We would like to invite all enthusiasts and researchers of the financial world to the next Koźmiński University Finance Research Seminar Series event!

When? June 29th 2022 at 12:15 PM

Where? MS Teams Access (remote access)

Details about remote access will be sent to the provided e-mail address once the registration is completed. The registration form is available below.

Abstract Grain price volatility has significant socio-economic implications, heightened in the context of food security and renewable energy. Grains such as maize serve as a staple food for low-income households, predominantly in emerging economies like South Africa. Farmers in these economies are tasked with production decisions that often need to be made before prices are known. Hence, the ability to accurately forecast grain prices therefore not only protects the profits of farmers, but also filters down to the prices consumers pay for food. This paper employs several hybrid deep learning models to increase the volatility forecasting precision of white maize futures prices. Key input variables include SAFEX-listed yellow maize, wheat, and sunflower seeds; CBOT-listed corn and the Rand/Dollar exchange rate. Forecasting improvements over traditional models are demonstrated through a heteroscedasticity-adjusted mean squared error (HMSE) measure.

Keywords: white maize volatility, hybrid deep learning, GARCH models, heteroscedasticity-adjusted mean squared error.
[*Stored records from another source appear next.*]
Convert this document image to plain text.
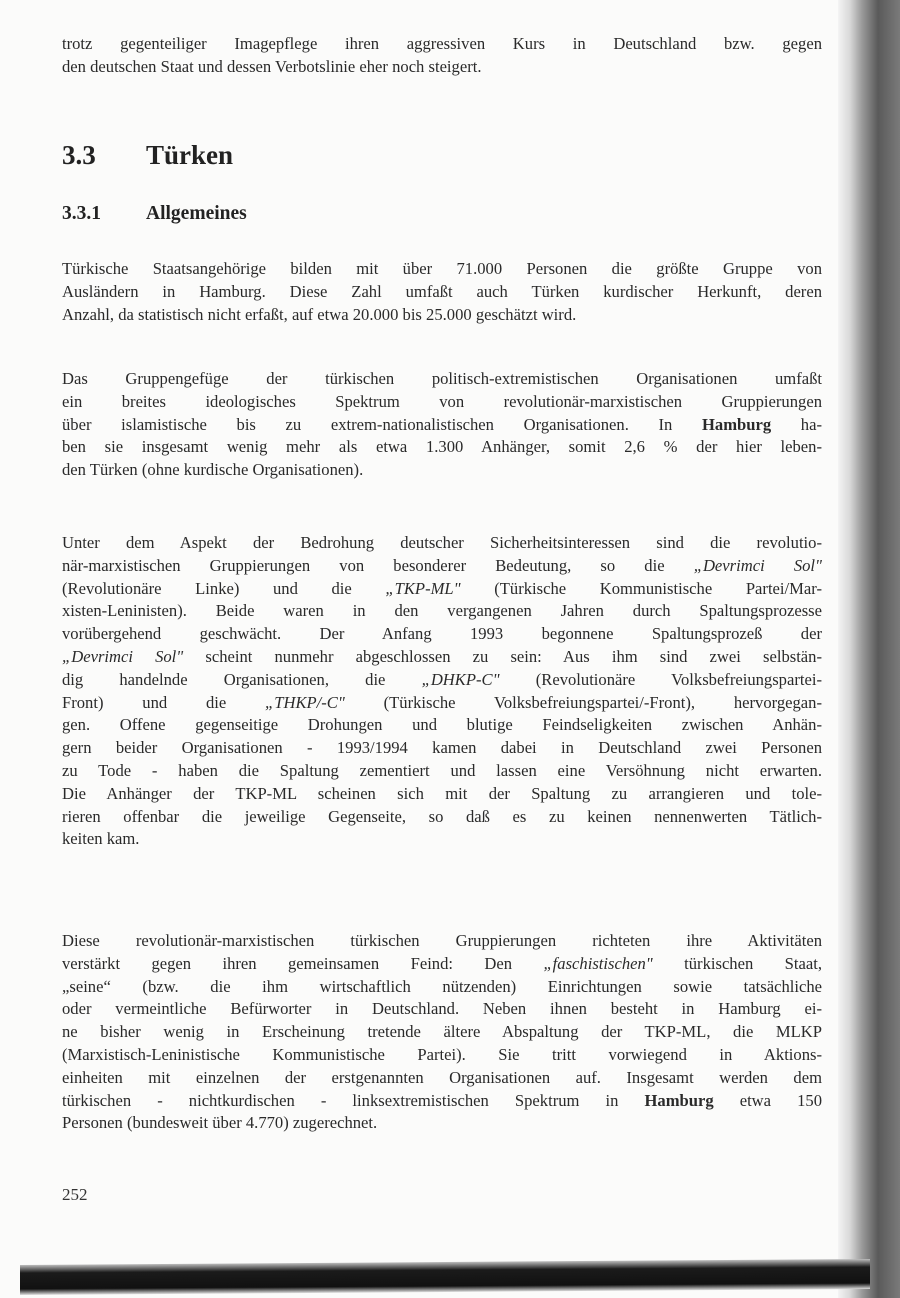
trotz gegenteiliger Imagepflege ihren aggressiven Kurs in Deutschland bzw. gegen
den deutschen Staat und dessen Verbotslinie eher noch steigert.
3.3 Türken
3.3.1 Allgemeines
Türkische Staatsangehörige bilden mit über 71.000 Personen die größte Gruppe von
Ausländern in Hamburg. Diese Zahl umfaßt auch Türken kurdischer Herkunft, deren
Anzahl, da statistisch nicht erfaßt, auf etwa 20.000 bis 25.000 geschätzt wird.
Das Gruppengefüge der türkischen politisch-extremistischen Organisationen umfaßt
ein breites ideologisches Spektrum von revolutionär-marxistischen Gruppierungen
über islamistische bis zu extrem-nationalistischen Organisationen. In Hamburg ha-
ben sie insgesamt wenig mehr als etwa 1.300 Anhänger, somit 2,6 % der hier leben-
den Türken (ohne kurdische Organisationen).
Unter dem Aspekt der Bedrohung deutscher Sicherheitsinteressen sind die revolutio-
när-marxistischen Gruppierungen von besonderer Bedeutung, so die „Devrimci Sol"
(Revolutionäre Linke) und die „TKP-ML" (Türkische Kommunistische Partei/Mar-
xisten-Leninisten). Beide waren in den vergangenen Jahren durch Spaltungsprozesse
vorübergehend geschwächt. Der Anfang 1993 begonnene Spaltungsprozeß der
„Devrimci Sol" scheint nunmehr abgeschlossen zu sein: Aus ihm sind zwei selbstän-
dig handelnde Organisationen, die „DHKP-C" (Revolutionäre Volksbefreiungspartei-
Front) und die „THKP/-C" (Türkische Volksbefreiungspartei/-Front), hervorgegan-
gen. Offene gegenseitige Drohungen und blutige Feindseligkeiten zwischen Anhän-
gern beider Organisationen - 1993/1994 kamen dabei in Deutschland zwei Personen
zu Tode - haben die Spaltung zementiert und lassen eine Versöhnung nicht erwarten.
Die Anhänger der TKP-ML scheinen sich mit der Spaltung zu arrangieren und tole-
rieren offenbar die jeweilige Gegenseite, so daß es zu keinen nennenwerten Tätlich-
keiten kam.
Diese revolutionär-marxistischen türkischen Gruppierungen richteten ihre Aktivitäten
verstärkt gegen ihren gemeinsamen Feind: Den „faschistischen" türkischen Staat,
„seine“ (bzw. die ihm wirtschaftlich nützenden) Einrichtungen sowie tatsächliche
oder vermeintliche Befürworter in Deutschland. Neben ihnen besteht in Hamburg ei-
ne bisher wenig in Erscheinung tretende ältere Abspaltung der TKP-ML, die MLKP
(Marxistisch-Leninistische Kommunistische Partei). Sie tritt vorwiegend in Aktions-
einheiten mit einzelnen der erstgenannten Organisationen auf. Insgesamt werden dem
türkischen - nichtkurdischen - linksextremistischen Spektrum in Hamburg etwa 150
Personen (bundesweit über 4.770) zugerechnet.
252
Special guest and speaker: Dr Chun-Sung Huang

Dr Chun-Sung Huang

Dr Chun-Sung Huang is an Associate Professor at the University of Cape Town, and currently heads the Finance Postgraduate Study programmes in the Department of Finance and Tax. Chun-Sung holds a PhD in Financial Mathematics from the University of Cape Town. His research interests lie in both computational finance and financial risk management. Specifically, Chun-Sung has a keen interest in the valuation of exotic-style derivatives through numerical integration techniques, as well as the estimation of volatility, Value-at-Risk and Expected Shortfall through novel quantitative methods. More recently, he has developed a keen interest for the implementation of deep learning models to tackle some of the challenges embedded in the above-mentioned.